Blanket certificates
The proposed regulations would eliminate the option of what’s known as a “blanket” resale exemption certificate. The sale of a taxable vehicle is only taxable at the retail level. When one entity sells a vehicle to another for purposes of resale, that sale should not be taxable (such as from an OEM to a dealer or from a dealer to an upfitter).

Currently, sellers of taxable vehicles can have one exemption certificate covering sales for resale to a particular buyer for three years. Under this proposal, every sale for resale would need a separate certificate. One OEM currently holding 180 blanket certificates would need more than 50,000 individual certificates in the same time period under the proposed regulations.

Additional certificate information
Beyond the elimination of the three-year blanket exemption certificates, IRS proposes to require additional information on the separate certificates. This would include vehicle identification numbers (VINs), date and location of sale and a new body identification number. None of these details would assist IRS in collecting FET.

Body identification numbers
In response to the IRS proposal to require adding a body identification field to the exemption certificate, NTEA informed IRS that no such federally recognized or imposed numbering system exists. While some body manufacturers may serialize their production, their current methodology would be company-specific.

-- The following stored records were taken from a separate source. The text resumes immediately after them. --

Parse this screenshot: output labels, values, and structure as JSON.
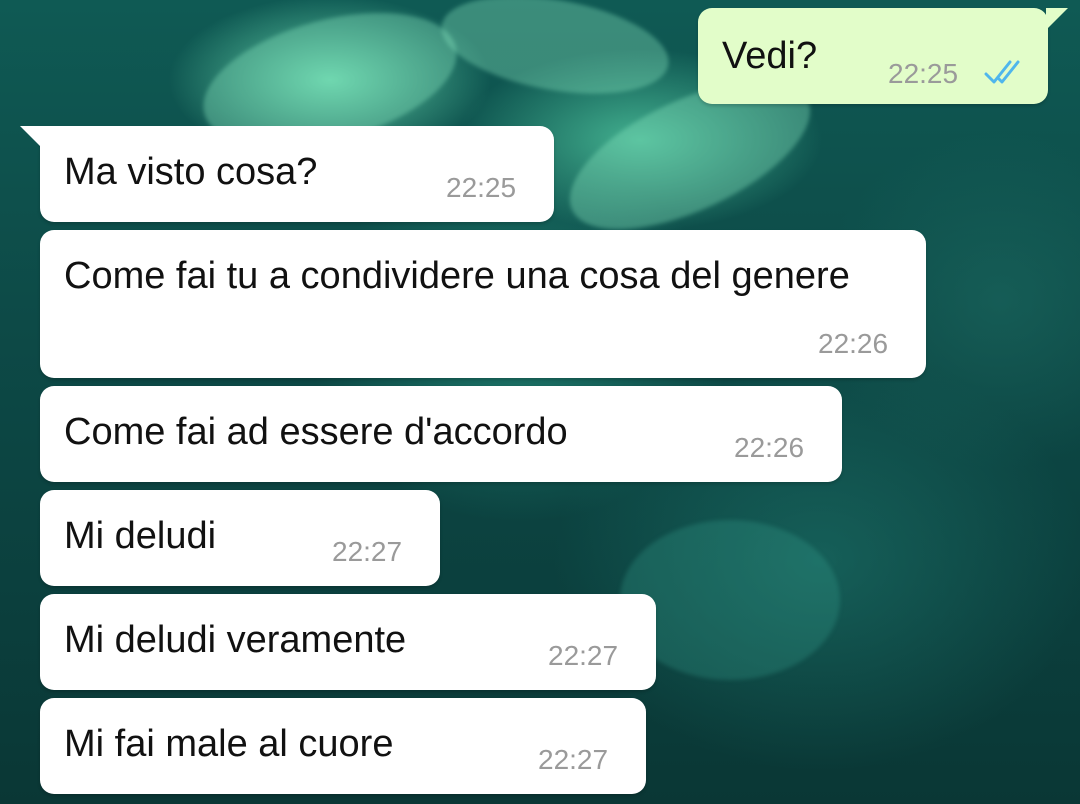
{
  "chat": {
    "messages": [
      {
        "direction": "outgoing",
        "text": "Vedi?",
        "time": "22:25",
        "status": "read-double-check-icon"
      },
      {
        "direction": "incoming",
        "text": "Ma visto cosa?",
        "time": "22:25"
      },
      {
        "direction": "incoming",
        "text": "Come fai tu a condividere una cosa del genere",
        "time": "22:26"
      },
      {
        "direction": "incoming",
        "text": "Come fai ad essere d'accordo",
        "time": "22:26"
      },
      {
        "direction": "incoming",
        "text": "Mi deludi",
        "time": "22:27"
      },
      {
        "direction": "incoming",
        "text": "Mi deludi veramente",
        "time": "22:27"
      },
      {
        "direction": "incoming",
        "text": "Mi fai male al cuore",
        "time": "22:27"
      }
    ]
  },
  "colors": {
    "outgoing_bubble": "#e2fdc9",
    "incoming_bubble": "#ffffff",
    "timestamp": "#9a9a9a",
    "read_ticks": "#4fb6ec"
  }
}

NTEA enumerated the costs associated with creating a body identification system for an individual company. Further, the Association stated that creation of such a nationwide system was not within the appropriate scope of this rulemaking and would require a separate rulemaking indicating the need for it, along with a complete cost and benefits analysis.

Incomplete chassis-cabs 
NTEA questioned the IRS regulations as they pertain to incomplete chassis-cabs and towing capabilities. Just because an incomplete chassis-cab may be equipped to have towing capability, it should not automatically be deemed a tractor. NTEA requested that, if a purchaser certified it would complete the chassis-cab as a truck, the incomplete chassis-cab should be treated as a truck for FET purposes, even if it has a secondary towing function. This is important because trucks and tractors have different FET thresholds.

GVWR and GCWR records
The proposed regulations would require the seller to retain gross vehicle weight rating (GVWR) records for all vehicles it sells, and gross combined weight rating (GCWR) information for all tractors its sells. NTEA pointed out there is no need for sellers to retain such information in cases where the seller is not asserting the articles or vehicles are rated below the taxable threshold. The Association also emphasized that manufacturers were not legally required to provide GCWR information to a reseller, and there was no industry standard document in which that information is provided by manufacturers. Therefore, NTEA and NADA requested that no record retention requirement be imposed regarding GCWRs. 

NTEA actions
After the IRS regulations were proposed, NTEA led an effort with NADA/American Truck Dealers and the Truck Engine Manufacturers Association to provide Office of Budget Management and IRS with comments concerning their notice.

In November 2016, then-NTEA President Matt Wilson delivered testimony on behalf of the work truck industry at an IRS hearing in Washington, DC. Several other groups and companies testified, all in opposition to the FET proposal. With the election of President Trump, NTEA met with the transition team to make them aware of the industry-opposed changes being proposed by IRS.

At the beginning of this year, the government published its list of regulations expected to be completed in the next six months under the guise of regulatory relief. This IRS FET proposal was on the list. Recognizing that the Trump Administration is committed to regulatory reform and reducing the burden on regulated communities, NTEA felt it vital to once again meet with the Administration to be sure they were aware of the cost to industry of what the IRS was proposing.

Meeting with the Department of Treasury’s highest level tax policy official elevated the FET issue to new heights and brings new scrutiny to the IRS-proposed regulations.